Se l’obiettivo era liberare i tribunali da un eccesso di procedimenti, una risposta più efficace sarebbe introdurre multe durissime per chi lancia le cause cosiddette «temerarie» (cioè infondate). E, in prospettiva, ridurre il numero degli avvocati mettendo il numero chiuso all’iscrizione a Giurisprudenza. Ma non un colpo di spugna. Se l’obiettivo invece era aiutare le aziende in difficoltà, meglio dar loro credito tramite la Cassa depositi per permettere loro di pagare le tasse. E meglio ancora cambiare il sistema di bonus dei funzionari dell’Agenzia delle Entrate, perché smettano di montare accuse infondate pur di indurre gli imprenditori a patteggiare e liberarsi del problema pagando.

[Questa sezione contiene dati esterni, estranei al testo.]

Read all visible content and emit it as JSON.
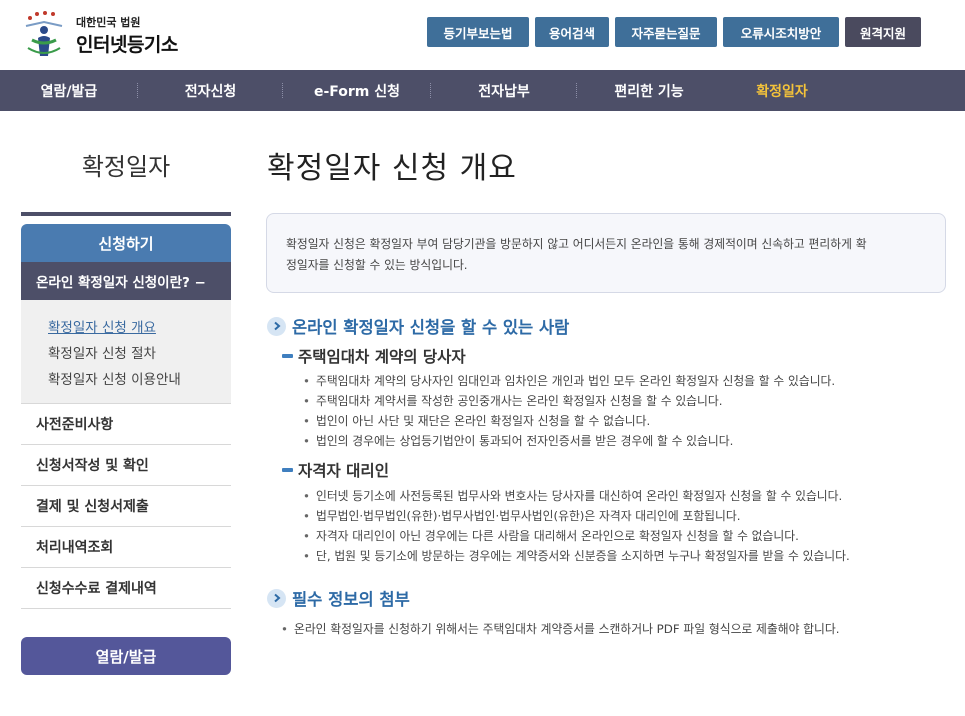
{
  "header": {
    "logo_small": "대한민국 법원",
    "logo_big": "인터넷등기소",
    "top_buttons": [
      "등기부보는법",
      "용어검색",
      "자주묻는질문",
      "오류시조치방안",
      "원격지원"
    ]
  },
  "gnb": {
    "items": [
      "열람/발급",
      "전자신청",
      "e-Form 신청",
      "전자납부",
      "편리한 기능",
      "확정일자"
    ],
    "active": "확정일자"
  },
  "sidebar": {
    "title": "확정일자",
    "apply": "신청하기",
    "online": "온라인 확정일자 신청이란?  −",
    "sub_items": [
      "확정일자 신청 개요",
      "확정일자 신청 절차",
      "확정일자 신청 이용안내"
    ],
    "menu_items": [
      "사전준비사항",
      "신청서작성 및 확인",
      "결제 및 신청서제출",
      "처리내역조회",
      "신청수수료 결제내역"
    ],
    "view_button": "열람/발급"
  },
  "main": {
    "title": "확정일자 신청 개요",
    "intro_line1": "확정일자 신청은 확정일자 부여 담당기관을 방문하지 않고 어디서든지 온라인을 통해 경제적이며 신속하고 편리하게 확",
    "intro_line2": "정일자를 신청할 수 있는 방식입니다.",
    "section1": {
      "title": "온라인 확정일자 신청을 할 수 있는 사람",
      "sub1": {
        "title": "주택임대차 계약의 당사자",
        "bullets": [
          "주택임대차 계약의 당사자인 임대인과 임차인은 개인과 법인 모두 온라인 확정일자 신청을 할 수 있습니다.",
          "주택임대차 계약서를 작성한 공인중개사는 온라인 확정일자 신청을 할 수 있습니다.",
          "법인이 아닌 사단 및 재단은 온라인 확정일자 신청을 할 수 없습니다.",
          "법인의 경우에는 상업등기법안이 통과되어 전자인증서를 받은 경우에 할 수 있습니다."
        ]
      },
      "sub2": {
        "title": "자격자 대리인",
        "bullets": [
          "인터넷 등기소에 사전등록된 법무사와 변호사는 당사자를 대신하여 온라인 확정일자 신청을 할 수 있습니다.",
          "법무법인·법무법인(유한)·법무사법인·법무사법인(유한)은 자격자 대리인에 포함됩니다.",
          "자격자 대리인이 아닌 경우에는 다른 사람을 대리해서 온라인으로 확정일자 신청을 할 수 없습니다.",
          "단, 법원 및 등기소에 방문하는 경우에는 계약증서와 신분증을 소지하면 누구나 확정일자를 받을 수 있습니다."
        ]
      }
    },
    "section2": {
      "title": "필수 정보의 첨부",
      "bullets": [
        "온라인 확정일자를 신청하기 위해서는 주택임대차 계약증서를 스캔하거나 PDF 파일 형식으로 제출해야 합니다."
      ]
    }
  },
  "colors": {
    "gnb_bg": "#4d4f68",
    "gnb_active": "#f4c33a",
    "top_button": "#3f6f99",
    "side_apply": "#4a7bb0",
    "side_view": "#54579a",
    "section_title": "#2d6aa6"
  }
}
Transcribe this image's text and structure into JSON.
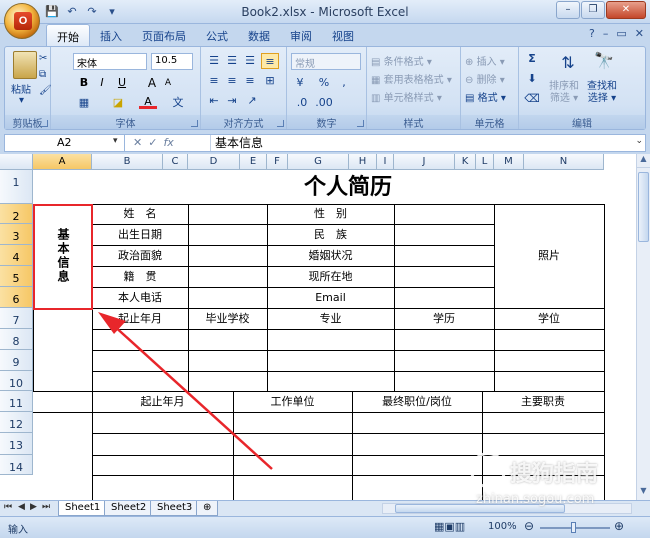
{
  "window": {
    "title": "Book2.xlsx - Microsoft Excel",
    "office_button": "Office",
    "minimize": "–",
    "restore": "❐",
    "close": "✕"
  },
  "qat": [
    "💾",
    "↶",
    "↷",
    "▾"
  ],
  "tabs": [
    {
      "label": "开始",
      "active": true
    },
    {
      "label": "插入"
    },
    {
      "label": "页面布局"
    },
    {
      "label": "公式"
    },
    {
      "label": "数据"
    },
    {
      "label": "审阅"
    },
    {
      "label": "视图"
    }
  ],
  "ribbon_right": [
    "?",
    "–",
    "▭",
    "✕"
  ],
  "ribbon": {
    "clipboard": {
      "label": "剪贴板",
      "paste": "粘贴"
    },
    "font": {
      "label": "字体",
      "name": "宋体",
      "size": "10.5",
      "bold": "B",
      "italic": "I",
      "underline": "U",
      "grow": "A",
      "shrink": "A",
      "color": "A"
    },
    "alignment": {
      "label": "对齐方式"
    },
    "number": {
      "label": "数字",
      "format": "常规",
      "percent": "%",
      "comma": ","
    },
    "styles": {
      "label": "样式",
      "conditional": "条件格式",
      "table": "套用表格格式",
      "cell": "单元格样式"
    },
    "cells": {
      "label": "单元格",
      "insert": "插入",
      "delete": "删除",
      "format": "格式"
    },
    "editing": {
      "label": "编辑",
      "sort": "排序和",
      "filter": "筛选",
      "find": "查找和",
      "select": "选择"
    }
  },
  "formula_bar": {
    "name_box": "A2",
    "fx": "fx",
    "value": "基本信息"
  },
  "columns": [
    "A",
    "B",
    "C",
    "D",
    "E",
    "F",
    "G",
    "H",
    "I",
    "J",
    "K",
    "L",
    "M",
    "N"
  ],
  "rows": [
    "1",
    "2",
    "3",
    "4",
    "5",
    "6",
    "7",
    "8",
    "9",
    "10",
    "11",
    "12",
    "13",
    "14"
  ],
  "sheet": {
    "title": "个人简历",
    "section_label": "基本信息",
    "left_labels": [
      "姓　名",
      "出生日期",
      "政治面貌",
      "籍　贯",
      "本人电话"
    ],
    "right_labels": [
      "性　别",
      "民　族",
      "婚姻状况",
      "现所在地",
      "Email"
    ],
    "photo": "照片",
    "edu_headers": [
      "起止年月",
      "毕业学校",
      "专业",
      "学历",
      "学位"
    ],
    "work_headers": [
      "起止年月",
      "工作单位",
      "最终职位/岗位",
      "主要职责"
    ]
  },
  "sheet_tabs": [
    "Sheet1",
    "Sheet2",
    "Sheet3"
  ],
  "status": {
    "mode": "输入",
    "zoom": "100%"
  },
  "watermark": {
    "brand": "搜狗指南",
    "url": "zhinan.sogou.com"
  },
  "colors": {
    "highlight": "#e8262b",
    "arrow": "#e8262b"
  }
}
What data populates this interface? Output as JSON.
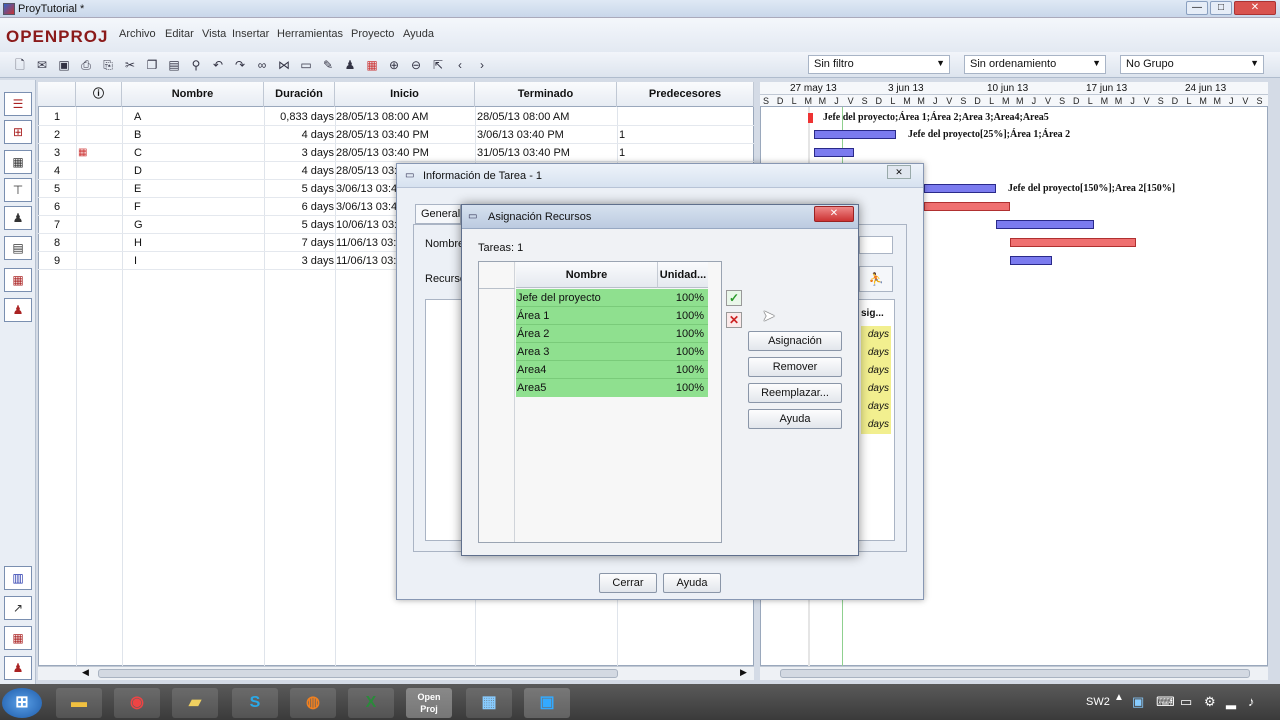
{
  "window": {
    "title": "ProyTutorial *",
    "min": "—",
    "max": "□",
    "close": "✕"
  },
  "app": {
    "logo": "OPENPROJ",
    "menus": [
      "Archivo",
      "Editar",
      "Vista",
      "Insertar",
      "Herramientas",
      "Proyecto",
      "Ayuda"
    ]
  },
  "toolbar": {
    "filter": "Sin filtro",
    "sort": "Sin ordenamiento",
    "group": "No Grupo"
  },
  "table": {
    "columns": [
      "Nombre",
      "Duración",
      "Inicio",
      "Terminado",
      "Predecesores"
    ],
    "rows": [
      {
        "id": "1",
        "name": "A",
        "duration": "0,833 days",
        "start": "28/05/13 08:00 AM",
        "finish": "28/05/13 08:00 AM",
        "pred": ""
      },
      {
        "id": "2",
        "name": "B",
        "duration": "4 days",
        "start": "28/05/13 03:40 PM",
        "finish": "3/06/13 03:40 PM",
        "pred": "1"
      },
      {
        "id": "3",
        "name": "C",
        "duration": "3 days",
        "start": "28/05/13 03:40 PM",
        "finish": "31/05/13 03:40 PM",
        "pred": "1"
      },
      {
        "id": "4",
        "name": "D",
        "duration": "4 days",
        "start": "28/05/13 03:",
        "finish": "",
        "pred": ""
      },
      {
        "id": "5",
        "name": "E",
        "duration": "5 days",
        "start": "3/06/13 03:4",
        "finish": "",
        "pred": ""
      },
      {
        "id": "6",
        "name": "F",
        "duration": "6 days",
        "start": "3/06/13 03:4",
        "finish": "",
        "pred": ""
      },
      {
        "id": "7",
        "name": "G",
        "duration": "5 days",
        "start": "10/06/13 03:4",
        "finish": "",
        "pred": ""
      },
      {
        "id": "8",
        "name": "H",
        "duration": "7 days",
        "start": "11/06/13 03:4",
        "finish": "",
        "pred": ""
      },
      {
        "id": "9",
        "name": "I",
        "duration": "3 days",
        "start": "11/06/13 03:4",
        "finish": "",
        "pred": ""
      }
    ]
  },
  "gantt": {
    "weeks": [
      "27 may 13",
      "3 jun 13",
      "10 jun 13",
      "17 jun 13",
      "24 jun 13"
    ],
    "days": [
      "S",
      "D",
      "L",
      "M",
      "M",
      "J",
      "V"
    ],
    "labels": [
      "Jefe del proyecto;Área 1;Área 2;Area 3;Area4;Area5",
      "Jefe del proyecto[25%];Área 1;Área 2",
      "Jefe del proyecto[150%];Area 2[150%]"
    ]
  },
  "task_dialog": {
    "title": "Información de Tarea - 1",
    "tab_general": "General",
    "label_name": "Nombre",
    "label_resources": "Recurso",
    "close_button": "Cerrar",
    "help_button": "Ayuda",
    "days_values": [
      "days",
      "days",
      "days",
      "days",
      "days",
      "days"
    ],
    "col_partial": "sig..."
  },
  "assign_dialog": {
    "title": "Asignación Recursos",
    "tasks_label": "Tareas: 1",
    "col_name": "Nombre",
    "col_units": "Unidad...",
    "resources": [
      {
        "name": "Jefe del proyecto",
        "units": "100%"
      },
      {
        "name": "Área 1",
        "units": "100%"
      },
      {
        "name": "Área 2",
        "units": "100%"
      },
      {
        "name": "Area 3",
        "units": "100%"
      },
      {
        "name": "Area4",
        "units": "100%"
      },
      {
        "name": "Area5",
        "units": "100%"
      }
    ],
    "buttons": {
      "assign": "Asignación",
      "remove": "Remover",
      "replace": "Reemplazar...",
      "help": "Ayuda"
    },
    "close": "✕"
  },
  "taskbar": {
    "tray_text": "SW2"
  }
}
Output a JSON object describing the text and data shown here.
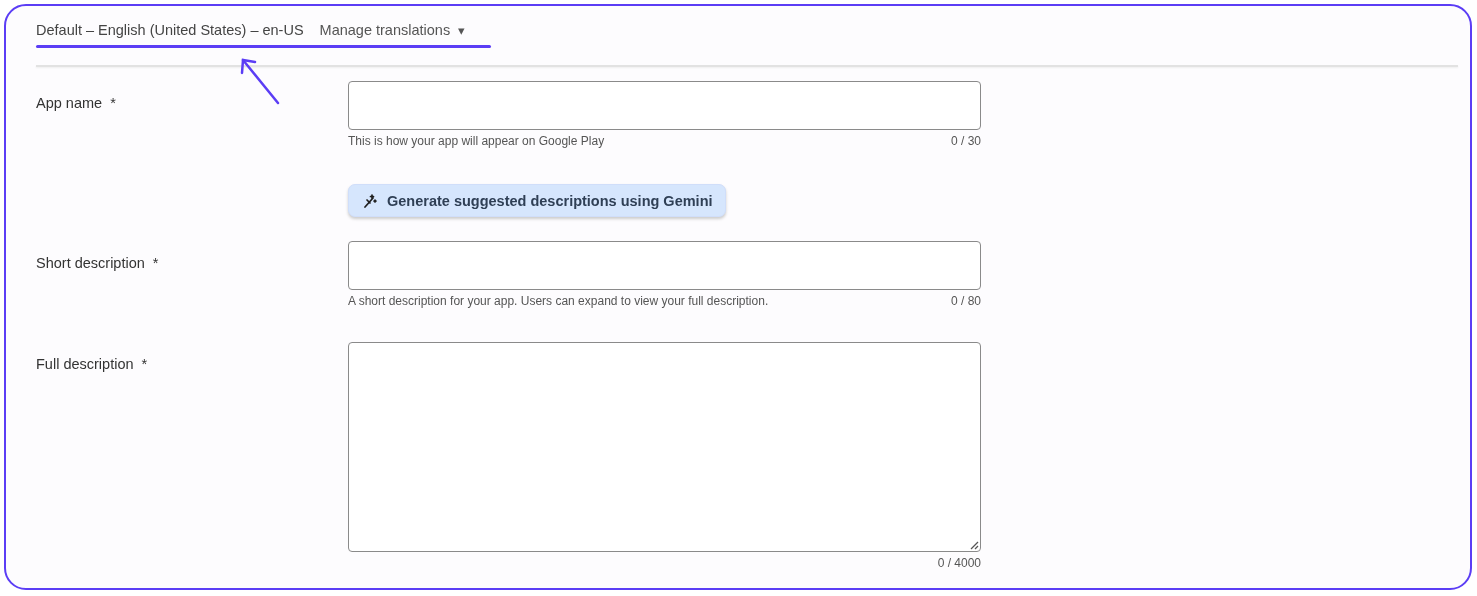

La lista delle ambivalenze nella lotta all’evasione potrebbe continuare. Il governo decide di rafforzare i pagamenti via carta di credito o bancomat agli esercenti, ma non premia chi si dota delle apposite macchinette (i Pos), né punisce chi non lo fa. E la «voluntary disclosure» per il rientro dei capitali dall’estero resta l’ennesimo condono, con multe ridotte e poi persino di nuovo dimezzate se il governo concluderà un accordo con la Svizzera entro febbraio. Forse l’Italia non è più un Paese per evasori, ma per sciatori sì: specialisti di slalom speciale.